Le travail et la production des richesses étaient inséparables des problèmes spécifiques de la vie et de la population, de la régulation des mouvements et des déplacements, bref des processus de circulation et de capture. Et les processus de circulation et de capture constituaient une dimension centrale et des technologies de la sécurité, et des mécanismes d'inscription des gens dans des systèmes juridico-légaux différenciés.
Pour le reste, le racisme et la phobie des autres sont des phénomènes largement partagés. La logique raciste suppose un fort degré de bassesse et de stupidité. Comme l'indiquait Georges Bataille, elle implique également une forme de lâcheté - celle de l'homme qui « donne à quelque signe extérieur une valeur qui n'a d'autres sens que ses craintes, sa mauvaise conscience et le besoin de charger d'autres, dans la haine, d'un poids d'horreur inhérent à notre condition » ; les hommes, ajoutait-il, « haïssent, autant qu'il semble, dans la mesure où ils sont eux-mêmes haïssables ».
Il est faux de penser que la logique raciste n'est qu'un symptôme de la déprédation de classe ou que la lutte des classes est le dernier mot de la « question sociale ». Certes, race et racisme sont liés à des antagonismes reposant sur la structure économique des sociétés. Mais il n'est pas vrai que la transformation de cette structure entraîne inéluctablement la disparition du racisme. Pour une large part de l'histoire moderne, race et classe ont entretenu des rapports de co-constitution.
Le système de la plantation et la colonie furent en cela des fabriques par excellence de la race et du racisme. Pour le « petit Blanc » en particulier, c'est en nourrissant et en cultivant les différences qui le séparaient du Nègre qu'il avait le sentiment d'être humain. Le sujet raciste voit en lui-même l'humanité non dans ce qui le fait la même chose que les autres, mais dans ce qui l'en distingue. La logique de race dans le monde moderne traverse la structure sociale et économique, interfère avec les mouvements du même ordre, et se métamorphose sans cesse.
En tant qu'esclave, le Nègre représente donc l'une des figures troublantes de notre modernité, dont il constitue au demeurant la part d'ombre, la part de mystère et la part de scandale. Personne humaine dont le nom est honni, le pouvoir de descendance et de génération brouillé, le visage défiguré et le travail spolié, il témoigne d'une humanité mutilée, profondément marquée au fer de l'aliénation.

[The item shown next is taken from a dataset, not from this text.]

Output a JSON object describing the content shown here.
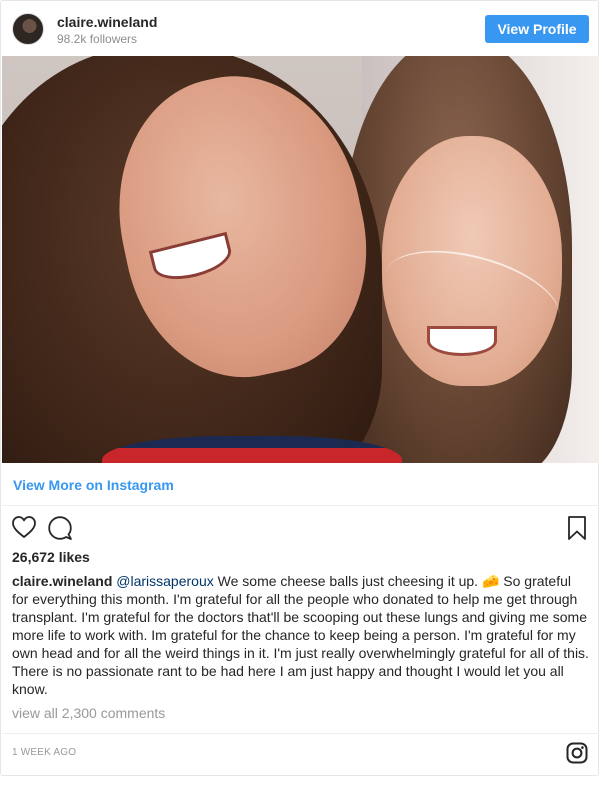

Mais, de par la damnation à laquelle est vouée son existence et la possibilité de soulèvement radical dont il est néanmoins porteur et qui n'est jamais complètement anéantie par les dispositifs d'asservissement, il représente également une sorte de limon de la terre, au point de confluence d'une multiplicité de demi-mondes produits par la double violence de la race et du capital. Fumiers de l'histoire et sujets par-delà la sujétion, le monde dont les esclaves ont été les auteurs reflète, au demeurant, cette sombre contradiction.
Opérant du fond des cales, ils auront été les premiers soutiers de notre modernité. Et s'il est quelque chose qui, de bout en bout, hante la modernité, c'est bien la possibilité d'un événement singulier, « la révolte des esclaves », qui signerait non seulement la libération des asservis, mais aussi une radicale refonte sinon du système de la propriété et du travail, du moins des mécanismes de sa redistribution et, partant, des fondements de la reproduction de la vie elle-même.